A peça, baseada na história de Joana d’Arc, é a primeira de Josephine em um grande palco de Londres. Mas essa não foi a única razão pela qual o dramaturgo, que se identifica como transgênero, queer e não-binário, e usa o pronome eles, estava ansioso. Ao longo do mês passado, “I, Joan” esteve no centro de um furor da mídia na Grã-Bretanha por causa da decisão de Josephine de retratar Joana d’Arc como não-binária.
Na peça, que vai ao ar no Globe até 22 de outubro, Joana d’Arc aceita sua identidade de gênero enquanto inspira soldados franceses a repelir as forças inglesas de seu solo. “Eu não sou uma garota,” Joan diz em um ponto. “Não me encaixo nessa palavra.”

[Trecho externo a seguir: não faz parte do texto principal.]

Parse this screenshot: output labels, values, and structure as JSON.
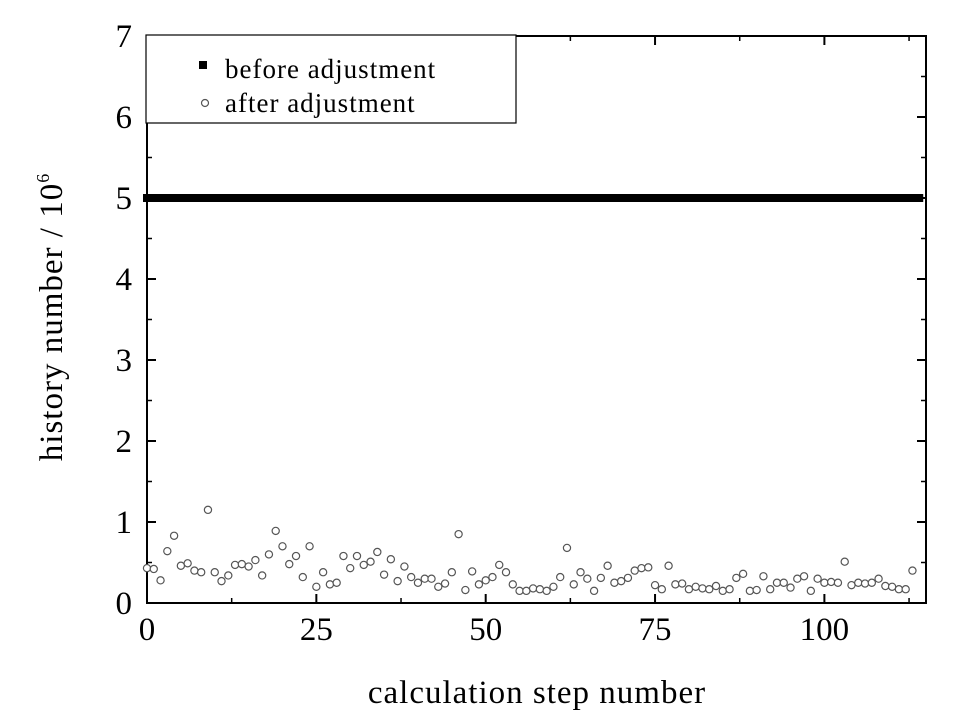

Quando o Daily Mail, um jornal tablóide, relatou detalhes da produção do Globo em agosto, levou a uma enxurrada de reclamações nas mídias sociais e na imprensa. Allison Pearson, colunista do The Daily Telegraph, um jornal conservador, escreveu que a reformulação de Joana d’Arc como não-binária foi “um insulto”. Sophie Walker, ex-líder do Partido da Igualdade das Mulheres da Grã-Bretanha, escreveu no Twitter que quando ela “era uma garotinha, Joana d’Arc apresentou possibilidades emocionantes sobre o que uma jovem poderia fazer contra uma multidão de homens. Reescrevê-la como não feminina e apresentá-la como progresso é uma grande decepção.”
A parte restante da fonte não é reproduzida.